Another difference is that the pace of technology introduction is very rapid in our markets, often much faster than the consumers’ purchase cycle, as noted above.   These enablers also modify how people use products.  For example, multimedia is becoming pervasive although people are’t sure of what its long term best use will be, color flat panel displays have moved from luxury items to the mainstream market, and we are in the second generation of PDAs, even though the market segment is still in the innovation stage.

Obsolescence versus the Threshold of Utility

Another difference between high technology and consumer packaged goods is the risk of obsolescence.  A high technology product is obsolete within months of purchase, if that long.  Consumer goods have much longer lives of usefulness.  Black, ABS rotary telephones purchased in the 1930s can still be used to communicate as effectively as modern touch-tone phones.  Automobiles bought 50 or more years ago can still be driven at highway speeds and provide the same basic functionality today.  Black and White TVs can still be used to receive today’s programs.

An original IBM PC purchased in August 1981 still performs today, at the same specifications it did then.  The difference is that it cannot run the applications, and do the things people want it to today.  Microsoft’s 1984 advertisements to the contrary, the 8088 processor will not run Windows.
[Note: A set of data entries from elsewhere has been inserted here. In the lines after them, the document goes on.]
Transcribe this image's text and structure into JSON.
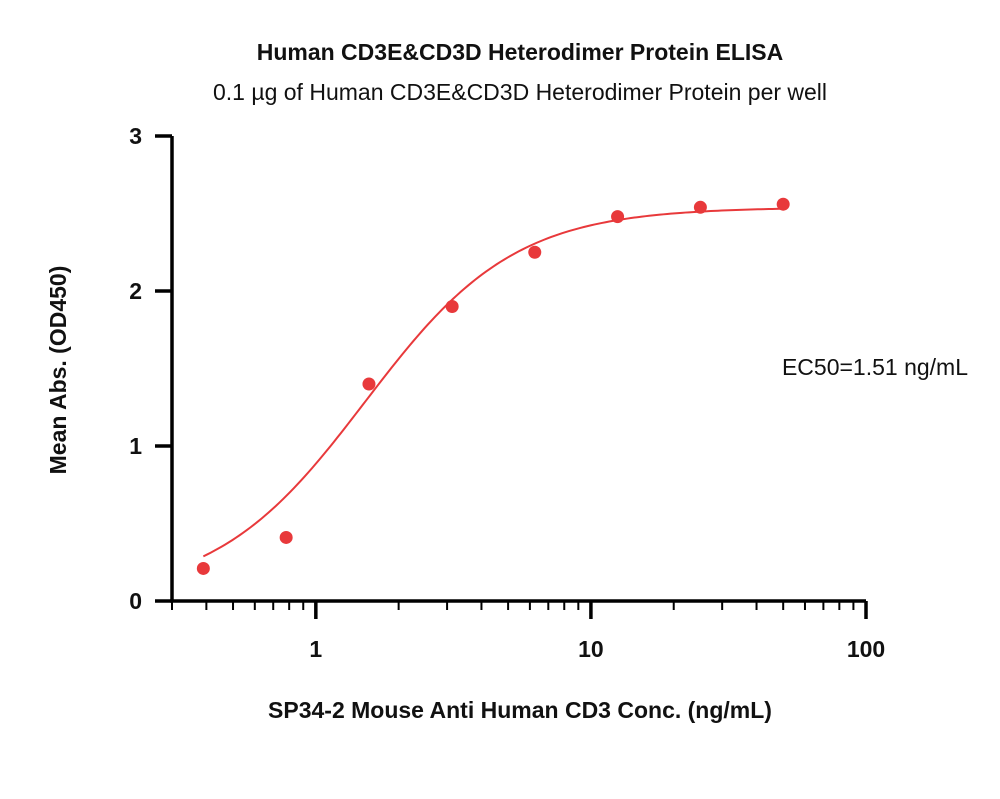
{
  "chart_data": {
    "type": "scatter",
    "title": "Human CD3E&CD3D Heterodimer Protein ELISA",
    "subtitle": "0.1 µg of Human CD3E&CD3D Heterodimer Protein per well",
    "xlabel": "SP34-2 Mouse Anti Human CD3 Conc. (ng/mL)",
    "ylabel": "Mean Abs. (OD450)",
    "x_scale": "log",
    "xlim": [
      0.3,
      100
    ],
    "ylim": [
      0,
      3
    ],
    "x_ticks": [
      {
        "value": 1,
        "label": "1"
      },
      {
        "value": 10,
        "label": "10"
      },
      {
        "value": 100,
        "label": "100"
      }
    ],
    "y_ticks": [
      {
        "value": 0,
        "label": "0"
      },
      {
        "value": 1,
        "label": "1"
      },
      {
        "value": 2,
        "label": "2"
      },
      {
        "value": 3,
        "label": "3"
      }
    ],
    "grid": false,
    "color": "#e8393b",
    "series": [
      {
        "x": [
          0.39,
          0.78,
          1.56,
          3.13,
          6.25,
          12.5,
          25,
          50
        ],
        "y": [
          0.21,
          0.41,
          1.4,
          1.9,
          2.25,
          2.48,
          2.54,
          2.56
        ]
      }
    ],
    "fit": {
      "model": "4PL",
      "bottom": 0.03,
      "top": 2.54,
      "ec50": 1.51,
      "hill": 1.6
    },
    "annotation": "EC50=1.51 ng/mL"
  }
}
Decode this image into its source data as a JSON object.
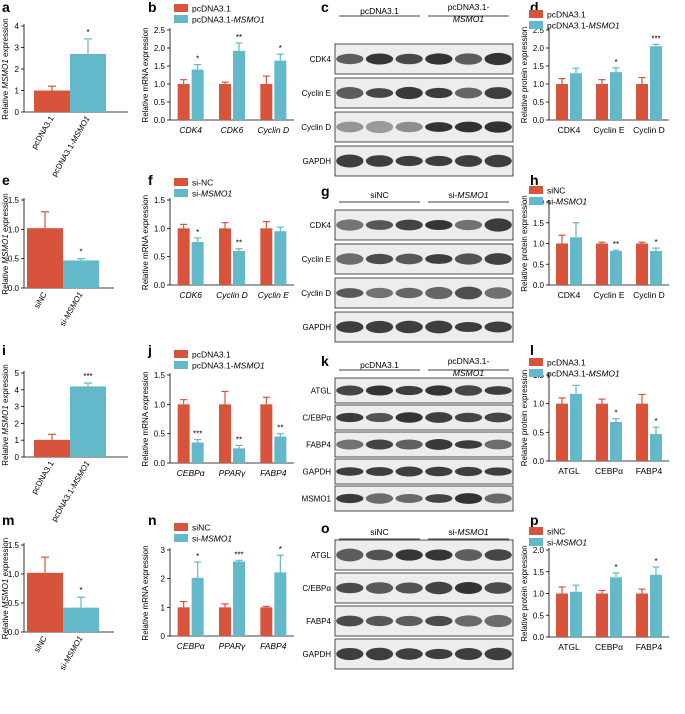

High technology products eventually drop below a “threshold of utility”.  They don’t really wear out, or break that often. The products simply, no longer let people stay as productive as they need to be or do the things they want.

There are certainly areas of similarity between consumer packaged goods and high technology markets (for example considerations of style, “look and feel”, image, prestige, etc.), but the differences summarized above are critical to understanding the right approaches to penetrating high technology markets.